Behaviour note: because the read moved to New/Reload, OpenCounts no longer performs file I/O and so can no longer return a read error — any error reading the ledger surfaces at construction (New) or re-sync (Reload) time, not per call. The error return is retained for signature stability and is always nil here.
func (*Ledger) Reload ¶ added in v0.3.0
Reload re-replays the ledger file under the write lock and rebuilds the cached aggregate, open-index, and pairing state from scratch.

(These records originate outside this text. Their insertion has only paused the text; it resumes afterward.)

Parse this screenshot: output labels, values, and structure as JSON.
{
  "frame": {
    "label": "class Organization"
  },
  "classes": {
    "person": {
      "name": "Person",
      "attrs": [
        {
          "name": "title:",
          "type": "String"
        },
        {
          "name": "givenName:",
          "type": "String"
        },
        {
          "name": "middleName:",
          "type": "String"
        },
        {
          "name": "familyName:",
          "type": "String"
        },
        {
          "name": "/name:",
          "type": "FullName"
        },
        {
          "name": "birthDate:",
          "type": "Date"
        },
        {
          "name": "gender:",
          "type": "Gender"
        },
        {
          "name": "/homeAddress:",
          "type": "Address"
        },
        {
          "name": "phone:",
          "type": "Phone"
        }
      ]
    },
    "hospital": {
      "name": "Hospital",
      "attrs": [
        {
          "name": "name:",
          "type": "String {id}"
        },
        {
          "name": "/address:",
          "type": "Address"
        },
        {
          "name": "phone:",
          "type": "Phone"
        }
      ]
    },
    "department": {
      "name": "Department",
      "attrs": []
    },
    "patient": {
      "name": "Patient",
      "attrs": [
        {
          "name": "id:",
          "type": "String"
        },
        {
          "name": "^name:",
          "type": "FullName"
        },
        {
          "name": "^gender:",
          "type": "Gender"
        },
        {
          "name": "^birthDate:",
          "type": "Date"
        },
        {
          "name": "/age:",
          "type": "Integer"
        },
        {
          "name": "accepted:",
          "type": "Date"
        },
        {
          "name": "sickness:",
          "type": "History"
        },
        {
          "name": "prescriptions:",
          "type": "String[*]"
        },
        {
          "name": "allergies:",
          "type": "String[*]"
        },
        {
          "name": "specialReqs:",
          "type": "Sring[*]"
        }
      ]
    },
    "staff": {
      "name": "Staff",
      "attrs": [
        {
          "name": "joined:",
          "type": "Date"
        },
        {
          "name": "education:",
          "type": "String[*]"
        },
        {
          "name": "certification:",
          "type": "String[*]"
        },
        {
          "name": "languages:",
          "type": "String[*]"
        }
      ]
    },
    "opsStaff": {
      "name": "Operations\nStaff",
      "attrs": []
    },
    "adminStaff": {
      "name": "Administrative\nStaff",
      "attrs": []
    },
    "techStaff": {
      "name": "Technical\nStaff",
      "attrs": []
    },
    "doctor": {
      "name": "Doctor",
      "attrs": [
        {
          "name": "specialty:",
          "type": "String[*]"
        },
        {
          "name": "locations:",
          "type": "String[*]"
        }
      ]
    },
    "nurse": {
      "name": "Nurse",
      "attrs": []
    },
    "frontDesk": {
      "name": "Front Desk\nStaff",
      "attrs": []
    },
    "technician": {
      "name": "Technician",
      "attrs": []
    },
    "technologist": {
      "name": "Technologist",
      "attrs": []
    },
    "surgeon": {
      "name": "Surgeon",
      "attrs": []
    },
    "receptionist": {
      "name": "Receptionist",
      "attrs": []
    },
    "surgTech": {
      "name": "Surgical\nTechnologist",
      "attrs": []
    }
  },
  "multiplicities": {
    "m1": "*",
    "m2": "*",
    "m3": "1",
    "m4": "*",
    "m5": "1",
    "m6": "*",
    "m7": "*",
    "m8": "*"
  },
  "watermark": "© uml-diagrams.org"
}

The cache is otherwise maintained incrementally and so only reflects writes made through THIS process: in a multi-replica HA deployment sharing one ledger file, a replica that loses then re-acquires leadership would keep serving its pre-handover cache, missing every open/resolve another replica appended while it was a follower — stale aggregates and thus wrong recall-decay. Call Reload when this process (re-)acquires leadership so it re-syncs with those external writes. It takes the write lock (no torn read against a concurrent OpenCounts). A disabled/nil ledger is a no-op.
type Status ¶
type Status struct {
Path string // the configured ledger path ("" when disabled)
Configured bool // a non-empty ledger_path was set
Present bool // the file exists (true even when empty)
Events int // number of replayable events (0 for absent/empty)
}
Status is a cheap snapshot of the ledger's on-disk reality, used to tell apart "feature off" (Configured=false) from "configured but the file the curate pod can see is absent/empty" (Configured=true, Present=false or Events==0) — the silent-no-op the `lore curate` startup warning surfaces. It re-reads the file (no cached open-index) so it reflects what a fresh process actually sees.